A encerrar o discurso, que terminou com uma longa salva de palmas - e uma plateia em pé, que não é habitual no Fórum Económico Mundial - Zelensky citou George Marshall, o ideólogo do plano Marshall para reconstrução da Europa no pós-Segunda Guerra Mundial, que dizia que não se opunha a nenhum país, apenas à fome, pobreza, desespero e caos. 

Novos canais de exportação

O presidente executivo e fundador do Fórum Económico Mundial, Klaus Schwab, questionou Zelensky, no final da intervenção do ucraniano, sobre a forma como vê o futuro da Ucrânia. E o presidente ucraniano disse que o país está a perder muito todos os dias, revelando que começa o dia a receber informação sobre as vítimas de guerra. Mas reforçou que a Ucrânia sairá fortalecida da invasão russa, admitindo que o futuro do país dependerá de novas prioridades de segurança, uma vez que tudo pode acontecer com a Rússia tão próxima.

"Temos de criar condições para que os empresários não tenham medo de existir neste país", sublinhou.

Klaus Schwab perguntou ainda a Zelensky como é que a comunidade global poderá ajudar a Ucrânia, que tem um papel "crucial" no sistema de alimentação mundial, e que tem as exportações bloqueadas pela Rússia, o que poderá desencadear uma grave crise alimentar.

Zelensky acusou a Rússia de roubar cereais e de bloquear os seus portos do Mar Negro, garantindo que o Ministério dos Negócios Estrangeiros de Kiev está a trabalhar com outros líderes para encontrar soluções até ao nível dos canais diplomáticos.
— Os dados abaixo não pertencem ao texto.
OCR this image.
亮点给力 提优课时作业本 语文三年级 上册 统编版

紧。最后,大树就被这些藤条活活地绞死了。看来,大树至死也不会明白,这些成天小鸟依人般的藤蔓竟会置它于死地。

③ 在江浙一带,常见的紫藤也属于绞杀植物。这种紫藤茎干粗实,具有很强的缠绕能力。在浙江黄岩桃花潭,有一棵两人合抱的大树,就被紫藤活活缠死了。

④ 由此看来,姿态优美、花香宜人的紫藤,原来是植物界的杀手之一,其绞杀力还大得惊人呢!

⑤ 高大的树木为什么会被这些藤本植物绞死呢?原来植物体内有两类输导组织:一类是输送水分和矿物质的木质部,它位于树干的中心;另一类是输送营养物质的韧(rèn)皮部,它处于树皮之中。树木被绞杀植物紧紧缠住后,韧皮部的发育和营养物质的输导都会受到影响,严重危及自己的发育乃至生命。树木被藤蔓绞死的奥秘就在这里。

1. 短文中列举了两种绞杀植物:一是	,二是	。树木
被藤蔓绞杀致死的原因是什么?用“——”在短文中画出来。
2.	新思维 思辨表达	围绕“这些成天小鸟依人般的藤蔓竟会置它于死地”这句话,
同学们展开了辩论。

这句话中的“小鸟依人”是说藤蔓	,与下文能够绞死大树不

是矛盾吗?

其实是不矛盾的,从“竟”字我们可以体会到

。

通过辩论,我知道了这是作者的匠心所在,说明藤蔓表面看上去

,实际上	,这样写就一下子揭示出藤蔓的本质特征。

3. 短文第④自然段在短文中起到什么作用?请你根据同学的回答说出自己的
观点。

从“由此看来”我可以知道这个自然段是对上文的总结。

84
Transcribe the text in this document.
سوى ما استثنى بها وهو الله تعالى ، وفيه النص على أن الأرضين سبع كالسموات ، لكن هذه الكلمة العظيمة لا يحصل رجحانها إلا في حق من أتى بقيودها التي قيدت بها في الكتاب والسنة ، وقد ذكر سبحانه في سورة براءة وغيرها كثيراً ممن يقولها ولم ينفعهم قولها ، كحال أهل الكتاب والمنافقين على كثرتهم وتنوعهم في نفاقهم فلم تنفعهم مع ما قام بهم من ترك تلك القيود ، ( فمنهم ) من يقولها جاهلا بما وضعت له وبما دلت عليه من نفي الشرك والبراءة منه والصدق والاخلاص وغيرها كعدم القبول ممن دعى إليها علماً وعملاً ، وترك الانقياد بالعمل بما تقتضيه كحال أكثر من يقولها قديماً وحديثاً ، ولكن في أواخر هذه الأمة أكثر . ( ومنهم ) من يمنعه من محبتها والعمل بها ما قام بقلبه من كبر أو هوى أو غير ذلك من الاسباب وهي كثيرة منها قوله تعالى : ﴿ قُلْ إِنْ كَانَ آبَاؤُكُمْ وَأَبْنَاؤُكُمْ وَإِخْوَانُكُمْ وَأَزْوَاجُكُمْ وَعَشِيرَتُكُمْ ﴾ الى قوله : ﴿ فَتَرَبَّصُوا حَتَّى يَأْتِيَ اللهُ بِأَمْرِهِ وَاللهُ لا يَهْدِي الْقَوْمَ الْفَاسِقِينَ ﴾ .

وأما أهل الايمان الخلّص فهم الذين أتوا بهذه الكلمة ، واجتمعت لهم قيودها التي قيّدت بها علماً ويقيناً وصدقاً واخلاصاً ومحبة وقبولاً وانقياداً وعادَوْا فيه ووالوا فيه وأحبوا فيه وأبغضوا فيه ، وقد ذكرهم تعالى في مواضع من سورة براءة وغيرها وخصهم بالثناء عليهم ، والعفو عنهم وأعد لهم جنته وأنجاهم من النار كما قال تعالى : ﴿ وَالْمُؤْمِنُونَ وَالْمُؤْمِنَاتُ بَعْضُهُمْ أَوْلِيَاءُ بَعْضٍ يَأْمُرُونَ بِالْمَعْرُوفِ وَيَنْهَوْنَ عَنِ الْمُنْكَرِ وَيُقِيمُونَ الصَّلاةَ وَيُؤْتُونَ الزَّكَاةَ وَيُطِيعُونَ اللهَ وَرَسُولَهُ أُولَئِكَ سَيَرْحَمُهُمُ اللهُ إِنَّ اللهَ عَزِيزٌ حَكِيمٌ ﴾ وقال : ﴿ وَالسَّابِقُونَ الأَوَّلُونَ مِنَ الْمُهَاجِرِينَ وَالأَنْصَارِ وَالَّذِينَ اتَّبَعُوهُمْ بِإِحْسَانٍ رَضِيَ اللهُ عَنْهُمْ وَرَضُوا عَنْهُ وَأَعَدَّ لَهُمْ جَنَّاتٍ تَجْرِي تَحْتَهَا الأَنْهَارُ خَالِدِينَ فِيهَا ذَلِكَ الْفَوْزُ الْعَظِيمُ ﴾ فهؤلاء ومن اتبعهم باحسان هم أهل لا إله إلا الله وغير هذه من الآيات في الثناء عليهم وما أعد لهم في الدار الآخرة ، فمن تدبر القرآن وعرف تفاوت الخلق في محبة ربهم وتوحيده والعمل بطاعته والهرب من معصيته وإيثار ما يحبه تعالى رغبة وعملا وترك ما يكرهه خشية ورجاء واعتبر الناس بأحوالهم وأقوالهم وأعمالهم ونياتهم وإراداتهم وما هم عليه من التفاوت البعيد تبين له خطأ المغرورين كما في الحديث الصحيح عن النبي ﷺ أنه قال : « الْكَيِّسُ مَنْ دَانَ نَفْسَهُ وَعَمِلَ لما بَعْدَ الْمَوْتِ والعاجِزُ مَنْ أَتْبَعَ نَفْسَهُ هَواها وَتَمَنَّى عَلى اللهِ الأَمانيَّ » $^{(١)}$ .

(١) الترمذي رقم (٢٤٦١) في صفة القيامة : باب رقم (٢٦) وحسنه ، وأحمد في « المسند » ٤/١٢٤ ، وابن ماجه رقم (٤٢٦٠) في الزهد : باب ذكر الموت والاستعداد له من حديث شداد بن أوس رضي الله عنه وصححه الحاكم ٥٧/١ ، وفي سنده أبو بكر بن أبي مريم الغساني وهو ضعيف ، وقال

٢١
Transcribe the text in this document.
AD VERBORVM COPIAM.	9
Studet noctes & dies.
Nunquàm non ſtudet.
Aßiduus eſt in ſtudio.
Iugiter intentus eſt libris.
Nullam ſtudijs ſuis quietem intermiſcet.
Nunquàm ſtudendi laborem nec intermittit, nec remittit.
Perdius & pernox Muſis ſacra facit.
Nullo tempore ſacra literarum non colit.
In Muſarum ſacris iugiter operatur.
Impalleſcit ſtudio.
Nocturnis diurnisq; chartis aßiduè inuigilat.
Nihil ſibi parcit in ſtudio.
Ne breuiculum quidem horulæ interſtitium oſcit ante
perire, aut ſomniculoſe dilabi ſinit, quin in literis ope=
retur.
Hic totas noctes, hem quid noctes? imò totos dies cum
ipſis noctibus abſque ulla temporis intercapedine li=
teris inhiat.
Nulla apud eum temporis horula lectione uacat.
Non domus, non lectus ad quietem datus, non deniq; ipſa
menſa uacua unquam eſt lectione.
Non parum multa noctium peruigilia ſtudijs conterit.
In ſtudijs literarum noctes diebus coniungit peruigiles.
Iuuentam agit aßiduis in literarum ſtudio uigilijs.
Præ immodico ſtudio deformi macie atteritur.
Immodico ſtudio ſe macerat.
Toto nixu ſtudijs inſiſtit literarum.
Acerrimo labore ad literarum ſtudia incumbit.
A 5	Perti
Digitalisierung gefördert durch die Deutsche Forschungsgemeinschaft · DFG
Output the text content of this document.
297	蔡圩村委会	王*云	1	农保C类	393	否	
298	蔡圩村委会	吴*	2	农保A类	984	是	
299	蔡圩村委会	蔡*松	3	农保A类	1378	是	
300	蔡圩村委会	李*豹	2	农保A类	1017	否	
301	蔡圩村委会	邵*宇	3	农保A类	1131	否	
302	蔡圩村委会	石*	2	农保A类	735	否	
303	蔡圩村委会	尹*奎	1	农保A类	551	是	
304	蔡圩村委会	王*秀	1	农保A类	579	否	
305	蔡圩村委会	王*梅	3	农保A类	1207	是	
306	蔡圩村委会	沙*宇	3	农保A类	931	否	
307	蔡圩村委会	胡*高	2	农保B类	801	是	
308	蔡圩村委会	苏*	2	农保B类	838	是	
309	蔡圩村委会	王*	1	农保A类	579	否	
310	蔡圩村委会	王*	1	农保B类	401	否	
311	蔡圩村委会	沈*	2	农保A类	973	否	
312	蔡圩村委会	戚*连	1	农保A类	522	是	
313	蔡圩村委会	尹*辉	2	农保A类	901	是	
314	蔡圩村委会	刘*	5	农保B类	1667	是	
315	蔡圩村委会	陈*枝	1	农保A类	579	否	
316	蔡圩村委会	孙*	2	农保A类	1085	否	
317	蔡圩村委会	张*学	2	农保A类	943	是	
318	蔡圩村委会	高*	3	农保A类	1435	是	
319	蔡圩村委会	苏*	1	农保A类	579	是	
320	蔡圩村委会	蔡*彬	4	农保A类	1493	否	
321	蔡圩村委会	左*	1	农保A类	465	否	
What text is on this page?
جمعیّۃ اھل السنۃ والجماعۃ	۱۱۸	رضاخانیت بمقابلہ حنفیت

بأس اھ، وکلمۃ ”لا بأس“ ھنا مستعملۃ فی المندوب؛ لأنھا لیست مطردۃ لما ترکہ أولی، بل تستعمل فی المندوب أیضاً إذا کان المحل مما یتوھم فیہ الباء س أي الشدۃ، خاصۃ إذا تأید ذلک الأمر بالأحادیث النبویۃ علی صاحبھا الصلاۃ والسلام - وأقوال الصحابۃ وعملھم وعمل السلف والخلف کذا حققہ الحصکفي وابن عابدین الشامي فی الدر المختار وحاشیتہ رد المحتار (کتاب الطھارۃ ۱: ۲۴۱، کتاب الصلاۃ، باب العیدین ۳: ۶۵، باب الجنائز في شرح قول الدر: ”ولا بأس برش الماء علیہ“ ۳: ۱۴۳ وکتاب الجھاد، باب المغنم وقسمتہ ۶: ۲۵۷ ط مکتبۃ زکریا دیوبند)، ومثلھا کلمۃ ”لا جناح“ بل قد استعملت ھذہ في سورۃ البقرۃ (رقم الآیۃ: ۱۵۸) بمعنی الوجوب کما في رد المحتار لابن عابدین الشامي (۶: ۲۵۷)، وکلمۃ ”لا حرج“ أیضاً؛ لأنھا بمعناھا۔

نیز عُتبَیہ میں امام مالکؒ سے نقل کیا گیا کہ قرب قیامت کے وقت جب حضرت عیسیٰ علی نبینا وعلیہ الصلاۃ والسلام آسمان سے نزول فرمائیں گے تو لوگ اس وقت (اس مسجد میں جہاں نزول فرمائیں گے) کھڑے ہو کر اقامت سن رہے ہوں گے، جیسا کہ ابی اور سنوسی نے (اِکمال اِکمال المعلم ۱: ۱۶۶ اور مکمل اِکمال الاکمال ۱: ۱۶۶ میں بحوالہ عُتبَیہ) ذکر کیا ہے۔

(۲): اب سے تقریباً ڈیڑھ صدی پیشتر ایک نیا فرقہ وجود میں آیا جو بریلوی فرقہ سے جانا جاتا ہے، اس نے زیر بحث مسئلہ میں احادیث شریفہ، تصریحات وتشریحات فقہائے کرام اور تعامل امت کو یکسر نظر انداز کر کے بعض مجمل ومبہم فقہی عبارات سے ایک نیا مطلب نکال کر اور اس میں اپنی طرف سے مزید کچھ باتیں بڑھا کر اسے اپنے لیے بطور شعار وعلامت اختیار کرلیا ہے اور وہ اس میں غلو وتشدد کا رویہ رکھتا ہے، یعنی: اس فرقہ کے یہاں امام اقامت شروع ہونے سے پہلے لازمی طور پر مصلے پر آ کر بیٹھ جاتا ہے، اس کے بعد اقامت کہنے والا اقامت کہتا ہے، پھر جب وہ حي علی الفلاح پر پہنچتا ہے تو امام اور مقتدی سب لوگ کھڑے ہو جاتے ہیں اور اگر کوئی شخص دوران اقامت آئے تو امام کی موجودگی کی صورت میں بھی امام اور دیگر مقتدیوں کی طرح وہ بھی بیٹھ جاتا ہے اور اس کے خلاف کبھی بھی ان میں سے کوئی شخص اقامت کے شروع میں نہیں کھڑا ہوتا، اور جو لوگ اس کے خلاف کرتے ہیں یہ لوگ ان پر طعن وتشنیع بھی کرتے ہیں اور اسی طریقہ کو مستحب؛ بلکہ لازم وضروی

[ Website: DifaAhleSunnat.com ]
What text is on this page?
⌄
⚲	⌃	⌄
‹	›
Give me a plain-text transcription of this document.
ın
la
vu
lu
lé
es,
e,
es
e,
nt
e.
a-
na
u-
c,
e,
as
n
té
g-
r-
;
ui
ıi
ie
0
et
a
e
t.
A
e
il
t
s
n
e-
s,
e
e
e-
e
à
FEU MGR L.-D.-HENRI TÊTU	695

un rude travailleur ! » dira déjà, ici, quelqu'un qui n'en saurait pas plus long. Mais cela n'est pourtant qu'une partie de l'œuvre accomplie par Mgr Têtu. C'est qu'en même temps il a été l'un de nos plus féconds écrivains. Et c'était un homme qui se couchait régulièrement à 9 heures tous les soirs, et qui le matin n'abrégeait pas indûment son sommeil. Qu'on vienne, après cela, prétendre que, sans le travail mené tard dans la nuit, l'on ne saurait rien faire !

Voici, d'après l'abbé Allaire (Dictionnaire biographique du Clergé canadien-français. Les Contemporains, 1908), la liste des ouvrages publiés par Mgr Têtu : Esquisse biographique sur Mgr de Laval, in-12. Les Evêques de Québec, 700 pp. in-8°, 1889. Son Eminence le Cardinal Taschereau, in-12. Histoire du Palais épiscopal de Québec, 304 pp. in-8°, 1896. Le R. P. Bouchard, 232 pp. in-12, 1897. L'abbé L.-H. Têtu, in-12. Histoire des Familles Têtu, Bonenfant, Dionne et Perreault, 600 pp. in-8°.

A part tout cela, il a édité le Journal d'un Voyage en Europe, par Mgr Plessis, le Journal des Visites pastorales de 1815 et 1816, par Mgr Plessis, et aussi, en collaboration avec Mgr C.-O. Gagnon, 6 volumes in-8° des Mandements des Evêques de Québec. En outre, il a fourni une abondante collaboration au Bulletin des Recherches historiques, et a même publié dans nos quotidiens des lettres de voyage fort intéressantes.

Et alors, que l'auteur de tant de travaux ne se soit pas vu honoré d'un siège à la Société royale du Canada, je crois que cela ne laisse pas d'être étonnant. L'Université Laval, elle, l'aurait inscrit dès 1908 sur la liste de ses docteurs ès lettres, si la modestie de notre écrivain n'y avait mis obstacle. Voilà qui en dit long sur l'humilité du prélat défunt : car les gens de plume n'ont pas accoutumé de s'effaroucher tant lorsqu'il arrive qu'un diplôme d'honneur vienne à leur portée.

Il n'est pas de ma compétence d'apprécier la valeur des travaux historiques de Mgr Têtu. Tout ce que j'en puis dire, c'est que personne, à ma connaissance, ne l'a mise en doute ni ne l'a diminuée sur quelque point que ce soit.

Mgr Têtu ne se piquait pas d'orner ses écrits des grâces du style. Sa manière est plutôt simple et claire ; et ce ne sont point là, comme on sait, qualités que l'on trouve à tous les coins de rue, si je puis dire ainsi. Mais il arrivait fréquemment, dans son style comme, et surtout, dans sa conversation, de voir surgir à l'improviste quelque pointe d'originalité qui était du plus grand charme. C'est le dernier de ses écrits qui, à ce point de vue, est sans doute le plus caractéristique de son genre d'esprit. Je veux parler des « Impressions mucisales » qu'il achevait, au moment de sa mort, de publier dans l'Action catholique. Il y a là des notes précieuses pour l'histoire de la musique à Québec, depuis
O presidente ucraniano pediu também em Davos que seja estabelecido um corredor que permita as exportações, nomeadamente de trigo e óleo de girassol, caso contrário haverá escassez destes produtos a nível mundial. 

"Precisamos de acordar um corredor e a Rússia não será capaz de enfrentar os países mais poderosos do mundo", disse Zelensky, admitindo que não há soluções simples mas que as linhas férreas ou os portos no Mar Báltico poderão ser uma alternativa para escoamento da produção ucraniana.

Klaus Schwab perguntou ainda a Zelensky qual seria a sua mensagem pessoal para cada um dos líderes presentes em Davos. Primeiro, o presidente ucraniano brincou, dizendo que não teria tempo para se dirigir a cada um, mas rapidamente mudou o tom do discurso. "A Ucrânia tem pouco tempo e tenho a certeza de que ninguém sabe quanto tempo a Europa ou o mundo têm", disse. "Desejo que não se perca este sentido de unidade", acrescentou, referindo que é esta unidade que preocupa mais a Rússia.

"Desejo que cada um de vós acorde de manhã com este sentimento: 'o que fiz pela Ucrânia hoje?'", terminou o presidente ucraniano, debaixo de nova salva de palmas.